If you have noticed your leopard gecko isn’t displaying signs of being happy, you will want to look into ways to change their attitude.
The surest start to making your leopard gecko happy and reduce stress is to work toward providing the ideal environment for them.
This means getting the right size tank, temperature gradient, and hides.
The ideal leopard gecko terrarium for one animal is a 15 to 20-gallon aquarium with proper ventilation holes.
When it comes to temperature, the tank should have a gradient with warmer and cooler sides so the leopard gecko can regulate their temperatures and warm-up or cool down as necessary.
The hot side should be between 87° and 90° degrees Fahrenheit (30° – 32° C), and the cooler side should be in the range of 75° to 80° degrees Fahrenheit (24° – 27° C).
Also, include at least three hides in the tank to give them somewhere to go if they are feeling scared or threatened.
Having a proper amount of hides will give them plenty of places to escape to and reduce stress.
An ideal environment is the best way to assist with your animal’s mental health and put them on the path to being happy.
How To Get Your Leopard Gecko To Like You?
Leopard geckos aren’t precisely social creatures, but there are ways to help build a relationship and teach your pet you aren’t a threat.
When you first bring your leopard gecko into your home, they are likely to be scared and stressed.
There are new people, a new habitat, and new sounds your leopard gecko will need to get used to before attempting to touch or handle it.
To gain trust and build a relationship, you should give the animal some time to adjust to their new surroundings.
A straightforward way to get your gecko used to you and comfortable with you being around is to talk to the creature.
Speaking in slow and soothing tones will help the leopard gecko get used to you and realize you aren’t a threat.
As you continue working with the leopard gecko to get it to like you, work slowly and with patience.
Start putting your hand in the cage to let it rest on the tank’s bottom.
Be sure not to make any sudden movements, or else you might scare the animal away.
Let the leopard gecko explore your hand, and as it becomes more comfortable, it will lick your fingers, crawl on your hand and even settle on a warm spot.
The next step will be to work on gently lifting the gecko out of the cage.
This comes after you reach the stage where the leopard gecko feels comfortable resting in your hand.
When handling the animal, make sure you are handling them for a proper length of time.
Tame geckos can be handled every day for at least 15 minutes, but every animal is going to be different.
You should be aware of how the leopard gecko is acting and reacting.
They will give you signals to let you know how they are feeling about being held.

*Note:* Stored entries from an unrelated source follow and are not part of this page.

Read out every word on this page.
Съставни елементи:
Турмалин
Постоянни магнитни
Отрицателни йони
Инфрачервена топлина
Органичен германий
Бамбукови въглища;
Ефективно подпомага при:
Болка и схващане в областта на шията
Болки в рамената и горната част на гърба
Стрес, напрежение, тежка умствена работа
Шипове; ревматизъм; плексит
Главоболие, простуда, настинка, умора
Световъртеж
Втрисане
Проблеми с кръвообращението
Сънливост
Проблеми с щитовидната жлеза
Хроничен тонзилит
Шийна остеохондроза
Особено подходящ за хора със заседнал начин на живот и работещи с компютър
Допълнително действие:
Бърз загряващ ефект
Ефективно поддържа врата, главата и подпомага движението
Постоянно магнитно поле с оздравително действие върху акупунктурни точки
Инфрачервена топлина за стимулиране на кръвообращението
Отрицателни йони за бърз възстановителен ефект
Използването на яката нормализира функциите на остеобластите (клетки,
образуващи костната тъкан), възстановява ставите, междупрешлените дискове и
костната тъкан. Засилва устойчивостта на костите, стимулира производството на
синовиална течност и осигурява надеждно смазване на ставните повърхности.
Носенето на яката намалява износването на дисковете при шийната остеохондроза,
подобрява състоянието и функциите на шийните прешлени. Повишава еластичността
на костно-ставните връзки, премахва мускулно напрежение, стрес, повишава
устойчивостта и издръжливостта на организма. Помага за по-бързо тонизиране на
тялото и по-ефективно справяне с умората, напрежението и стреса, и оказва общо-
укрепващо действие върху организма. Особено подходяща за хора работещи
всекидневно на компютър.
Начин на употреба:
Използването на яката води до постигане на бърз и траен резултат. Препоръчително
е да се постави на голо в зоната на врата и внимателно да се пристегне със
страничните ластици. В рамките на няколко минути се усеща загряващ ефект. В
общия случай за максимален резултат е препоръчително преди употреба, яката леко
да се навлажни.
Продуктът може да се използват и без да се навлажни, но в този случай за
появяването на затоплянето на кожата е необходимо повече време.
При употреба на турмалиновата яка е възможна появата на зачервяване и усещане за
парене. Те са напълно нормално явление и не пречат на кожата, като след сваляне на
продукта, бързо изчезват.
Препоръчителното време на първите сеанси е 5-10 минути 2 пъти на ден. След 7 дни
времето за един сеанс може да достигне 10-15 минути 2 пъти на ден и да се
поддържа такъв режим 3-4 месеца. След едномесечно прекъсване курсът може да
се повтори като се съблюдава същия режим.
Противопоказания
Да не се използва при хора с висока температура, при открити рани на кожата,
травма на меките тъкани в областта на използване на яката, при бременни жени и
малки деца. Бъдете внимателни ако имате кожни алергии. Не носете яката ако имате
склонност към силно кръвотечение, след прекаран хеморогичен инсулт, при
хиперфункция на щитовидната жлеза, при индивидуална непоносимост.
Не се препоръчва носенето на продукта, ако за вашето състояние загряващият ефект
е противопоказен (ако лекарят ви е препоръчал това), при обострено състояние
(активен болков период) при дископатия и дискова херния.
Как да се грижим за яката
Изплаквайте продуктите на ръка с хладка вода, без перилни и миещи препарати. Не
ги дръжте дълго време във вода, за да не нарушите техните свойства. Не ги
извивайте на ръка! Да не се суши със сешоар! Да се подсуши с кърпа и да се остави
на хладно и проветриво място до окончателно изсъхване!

If you notice the number of times you’re handling the animal per week and the length of the handling time is stressing your pet out, lower the times you handle and play with the animal.
Chirping or screaming noises are signs your leopard gecko is not happy being held.
If you do hear these noises, immediately and gently return the animal to its cage to give it the time and space it needs to feel safe.
Other ways to get your gecko to like you involve feeding it special treats.
This might take some time to figure out what your leopard gecko likes, but common treats are butterworms.
Be sure not to feed these to them too often, or they could refuse to eat other foods like crickets or mealworms.
Leopard geckos are not going to be able to directly tell you if they are happy, sad, or afraid, but looking at their body language and activity habits will give you a good indication.
It is essential to understand what the habits of a happy leopard gecko look like and what it looks like when they aren’t happy.
After reading this article, we hope you have a better idea of how to tell if your leopard gecko is a happy one and what to do to help make sure it stays happy.